Il est un jardin que nous connaissons tous. Sont indispensables à nos civilités acquises, son ombrage, sa fraîcheur, son espace et bien d’autres bénéfices des agencements savants qui ont permis de dominer sa nature originelle.

Nous y partageons des moments tranquilles, et d’autres, qui, selon le tourment ou le caprice des saisons, peuvent l’être moins. Le sol y est sensible, mais tout n’y pousse pas comme on l’entend ; souvent la meilleure volonté, et le plus parfait jardinage, ne suffisent pas à en garantir les floraisons, ou même la simple ramification des arbrisseaux. Il faut toujours y revenir, et veiller encore et encore aux soins les plus attentifs, les plus constants, les plus serviles. Souvent, alors que l’implantation a semblé juste et son travail conforme aux édictions de la nature, force est de convenir que tout est à reprendre, car rien n’y est jamais parfait, et tout y est à parfaire encore et encore.
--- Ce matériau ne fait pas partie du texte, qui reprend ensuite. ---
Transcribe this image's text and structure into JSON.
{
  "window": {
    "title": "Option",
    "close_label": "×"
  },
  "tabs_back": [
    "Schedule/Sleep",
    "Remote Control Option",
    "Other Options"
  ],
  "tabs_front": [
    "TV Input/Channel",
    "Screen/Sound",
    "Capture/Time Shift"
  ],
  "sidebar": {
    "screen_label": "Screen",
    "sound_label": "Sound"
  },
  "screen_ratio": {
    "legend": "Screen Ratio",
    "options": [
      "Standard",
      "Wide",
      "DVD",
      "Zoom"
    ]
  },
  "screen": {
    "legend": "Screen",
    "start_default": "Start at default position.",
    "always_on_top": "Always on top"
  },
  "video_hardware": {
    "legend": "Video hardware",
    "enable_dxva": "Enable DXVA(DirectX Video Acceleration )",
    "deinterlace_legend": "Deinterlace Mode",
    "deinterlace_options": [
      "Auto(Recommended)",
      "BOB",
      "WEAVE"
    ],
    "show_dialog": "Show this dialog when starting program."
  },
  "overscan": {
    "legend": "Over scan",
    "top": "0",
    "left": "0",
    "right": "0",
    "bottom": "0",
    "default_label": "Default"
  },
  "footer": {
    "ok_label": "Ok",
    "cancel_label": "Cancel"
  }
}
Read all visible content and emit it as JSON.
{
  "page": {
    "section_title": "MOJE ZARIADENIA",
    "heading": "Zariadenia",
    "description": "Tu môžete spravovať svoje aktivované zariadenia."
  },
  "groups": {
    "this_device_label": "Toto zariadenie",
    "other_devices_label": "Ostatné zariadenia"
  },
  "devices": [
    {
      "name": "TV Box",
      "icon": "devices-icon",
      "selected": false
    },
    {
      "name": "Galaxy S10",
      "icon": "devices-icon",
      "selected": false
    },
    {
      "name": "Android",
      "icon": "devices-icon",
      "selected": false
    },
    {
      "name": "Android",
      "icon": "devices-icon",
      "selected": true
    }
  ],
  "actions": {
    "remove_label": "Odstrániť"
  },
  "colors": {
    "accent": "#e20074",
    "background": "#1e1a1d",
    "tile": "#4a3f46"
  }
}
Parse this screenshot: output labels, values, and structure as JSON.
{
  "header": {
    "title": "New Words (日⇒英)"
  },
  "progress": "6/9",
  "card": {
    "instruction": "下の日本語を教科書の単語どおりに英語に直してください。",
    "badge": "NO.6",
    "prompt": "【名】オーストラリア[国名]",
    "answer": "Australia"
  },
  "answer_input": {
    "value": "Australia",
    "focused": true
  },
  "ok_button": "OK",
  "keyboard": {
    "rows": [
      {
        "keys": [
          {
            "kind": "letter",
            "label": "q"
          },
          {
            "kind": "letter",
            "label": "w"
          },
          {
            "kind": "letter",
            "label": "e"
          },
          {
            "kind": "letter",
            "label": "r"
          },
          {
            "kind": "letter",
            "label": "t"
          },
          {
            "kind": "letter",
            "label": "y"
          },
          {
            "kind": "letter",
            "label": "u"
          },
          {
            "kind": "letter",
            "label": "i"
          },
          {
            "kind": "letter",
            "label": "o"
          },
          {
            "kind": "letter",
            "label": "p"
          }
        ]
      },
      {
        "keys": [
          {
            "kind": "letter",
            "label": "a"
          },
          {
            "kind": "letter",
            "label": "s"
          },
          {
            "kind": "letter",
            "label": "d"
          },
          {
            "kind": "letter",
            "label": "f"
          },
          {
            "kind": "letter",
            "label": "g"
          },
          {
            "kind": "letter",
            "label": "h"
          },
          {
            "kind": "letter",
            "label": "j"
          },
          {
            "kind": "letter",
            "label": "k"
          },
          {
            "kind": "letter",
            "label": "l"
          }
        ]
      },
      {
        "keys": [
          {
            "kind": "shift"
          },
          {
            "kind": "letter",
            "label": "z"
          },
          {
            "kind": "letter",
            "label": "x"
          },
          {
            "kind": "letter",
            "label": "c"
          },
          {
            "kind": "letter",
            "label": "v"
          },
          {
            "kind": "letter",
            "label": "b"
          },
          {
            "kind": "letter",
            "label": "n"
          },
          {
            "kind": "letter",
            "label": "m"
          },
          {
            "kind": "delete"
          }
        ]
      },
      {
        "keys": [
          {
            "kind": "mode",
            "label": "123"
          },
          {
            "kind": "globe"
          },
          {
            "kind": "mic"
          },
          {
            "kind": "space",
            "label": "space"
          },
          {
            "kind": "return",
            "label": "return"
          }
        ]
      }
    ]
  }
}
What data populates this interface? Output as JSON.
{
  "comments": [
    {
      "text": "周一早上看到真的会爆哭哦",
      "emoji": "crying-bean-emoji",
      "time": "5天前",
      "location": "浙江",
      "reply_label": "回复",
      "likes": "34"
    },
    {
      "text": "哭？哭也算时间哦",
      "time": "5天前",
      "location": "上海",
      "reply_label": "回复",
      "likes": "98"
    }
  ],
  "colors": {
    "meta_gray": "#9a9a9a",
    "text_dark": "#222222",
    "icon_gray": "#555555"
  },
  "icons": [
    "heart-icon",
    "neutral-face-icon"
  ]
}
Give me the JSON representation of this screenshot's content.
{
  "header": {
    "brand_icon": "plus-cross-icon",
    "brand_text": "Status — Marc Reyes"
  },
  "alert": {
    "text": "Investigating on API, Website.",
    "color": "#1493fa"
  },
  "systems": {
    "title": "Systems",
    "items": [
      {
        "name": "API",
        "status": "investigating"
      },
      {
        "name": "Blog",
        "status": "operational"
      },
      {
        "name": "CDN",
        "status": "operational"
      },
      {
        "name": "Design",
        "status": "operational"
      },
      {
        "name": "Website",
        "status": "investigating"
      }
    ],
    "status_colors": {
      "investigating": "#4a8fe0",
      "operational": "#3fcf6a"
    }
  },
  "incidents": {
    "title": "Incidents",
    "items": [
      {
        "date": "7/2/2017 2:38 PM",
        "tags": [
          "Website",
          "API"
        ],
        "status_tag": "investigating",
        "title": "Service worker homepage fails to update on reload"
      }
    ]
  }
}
Sous ce terreau d’apparence fertile, on ne finit jamais de découvrir ce sable tout de noirceur et de sécheresse, qui, alors qu’on le pensait révolu par l’effet du travail et de la culture, revient toujours se montrer sous la surface, et en menacer par sa substance, l’enracinement de toutes nos plantations. Sans cesse, il nous appartient de tailler sans faillir, et arroser, et tailler à nouveau. Et il faut admettre que ce labeur incessant nous lasse. Parfois, on serait même tenté de laisser la nature ancienne reprendre le dessus par quelques élans sauvages dont elle a seule le ressort. Nous voici près de baisser les bras. Pourquoi, somme toute, ne pas s’en remettre à la nature et ses lois faciles, qui ont existé bien avant nous ? Dans son agencement, rien n’obéit à la nature élémentaire de l’homme, mais tout n’est qu’apprentissage, tentative, et recommencement dans la tension éternelle de l’esprit.

La tentation de cet abandon est le propre de notre temps. La démocratie est un terreau si mince et si instable qu’il usera notre goût de cet effort dont l’inusable vanité nous épuise. Tout ce qui en fait la vertu et les bienfaits – ses institutions, ses lois, ses équilibres – est toujours produit de l’esprit cultivé des sociétés, mais  jamais de l’énergie de la nature.

Prenons garde : une fois le sable noir revenu par-dessus le sol, il est trop tard, et rien jamais ne fleurira.